Progression for Pregnant and Parenting students
Kamaria Downs got her college, Claflin University, to provide reasonable accommodations to pregnant students after being kicked out of the dorms for getting pregnant. Staff members and students at Claflin University, a Christian college, had made Ms. Downs feel like a pariah after becoming pregnant her senior year. She struggled to finish school and she does not want any other student to feel like she did. As she says, "I had to conceal my pregnancy from everyone and the university made me feel ashamed to be pregnant. I had to stand up. It wasn't right." Instead of going to court, Claflin settled outside of court and volunteered to make the necessary changes to their policies. Other colleges have already followed in Claflin's footsteps, becoming better places for pregnant and parenting students. As many as 26% of undergraduates, 4.8 million students, are also parents. This feminist accomplishment could help millions of people get their education so they can better provide for their families.
Lady Gaga Goes Hunting
Last on this list, but certainly not least, a spotlight has been shown on the epidemic of sexual assaults happening on college campuses.
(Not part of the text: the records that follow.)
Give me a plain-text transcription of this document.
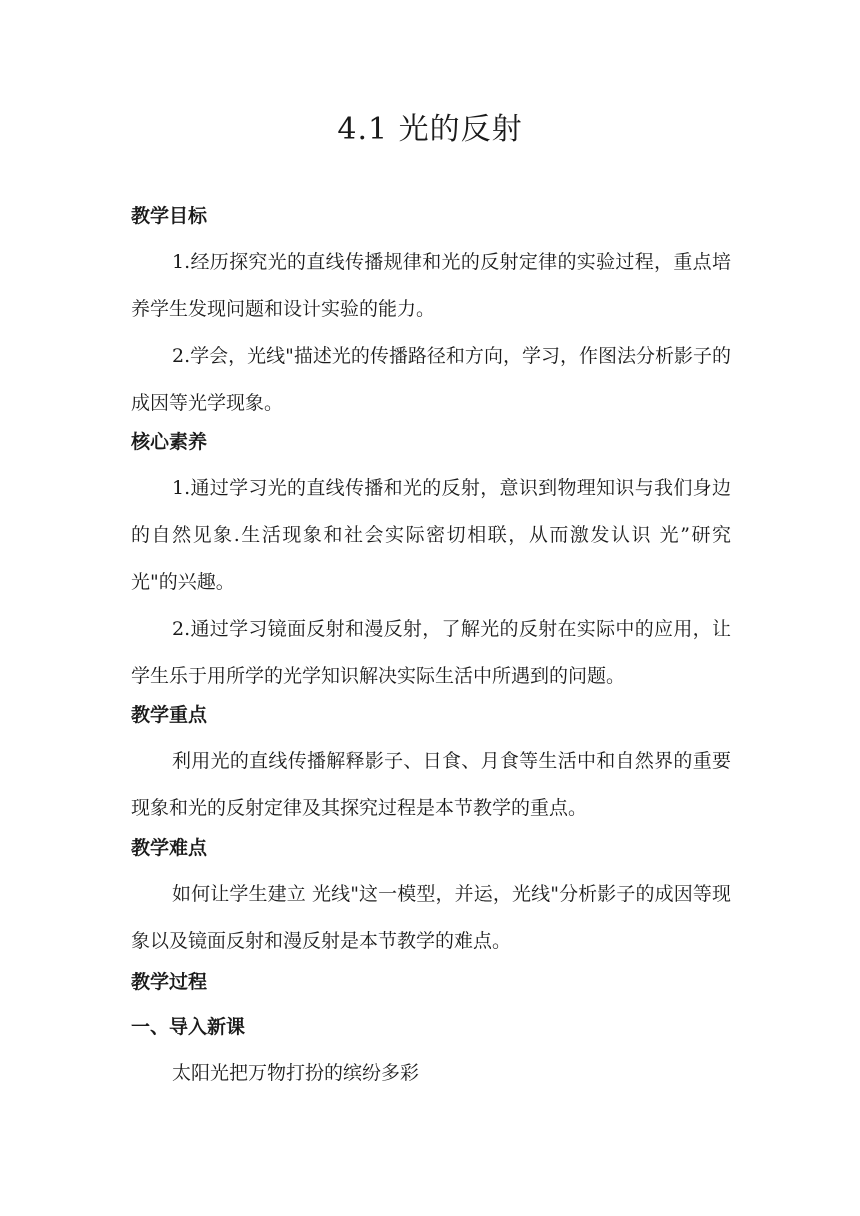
4.1 光的反射
教学目标
1.经历探究光的直线传播规律和光的反射定律的实验过程，重点培养学生发现问题和设计实验的能力。
2.学会，光线"描述光的传播路径和方向，学习，作图法分析影子的成因等光学现象。
核心素养
1.通过学习光的直线传播和光的反射，意识到物理知识与我们身边的自然见象.生活现象和社会实际密切相联，从而激发认识 光”研究 光"的兴趣。
2.通过学习镜面反射和漫反射，了解光的反射在实际中的应用，让学生乐于用所学的光学知识解决实际生活中所遇到的问题。
教学重点
利用光的直线传播解释影子、日食、月食等生活中和自然界的重要现象和光的反射定律及其探究过程是本节教学的重点。
教学难点
如何让学生建立 光线"这一模型，并运，光线"分析影子的成因等现象以及镜面反射和漫反射是本节教学的难点。
教学过程
一、导入新课
太阳光把万物打扮的缤纷多彩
Schools across the country are making changes to how these cases are dealt with, protecting the victim and bringing true justice to the perpetrator. It was the topic of an award-winning documentary, The Hunting Ground. Stories related to this issue were on the front page of newspapers across the country. One of the most moving feminist moments of the year was during the Oscars when Lady Gaga stood on stage with dozens of survivors of sexual assault. Her song, "Until it Happens to You" written for The Hunting Ground, was nominated for an Oscar, Emmy, and Grammy. Change may be happening slowly, but change is coming to help stop the tide and bring justice. These changes will protect both men and women and help students succeed in college.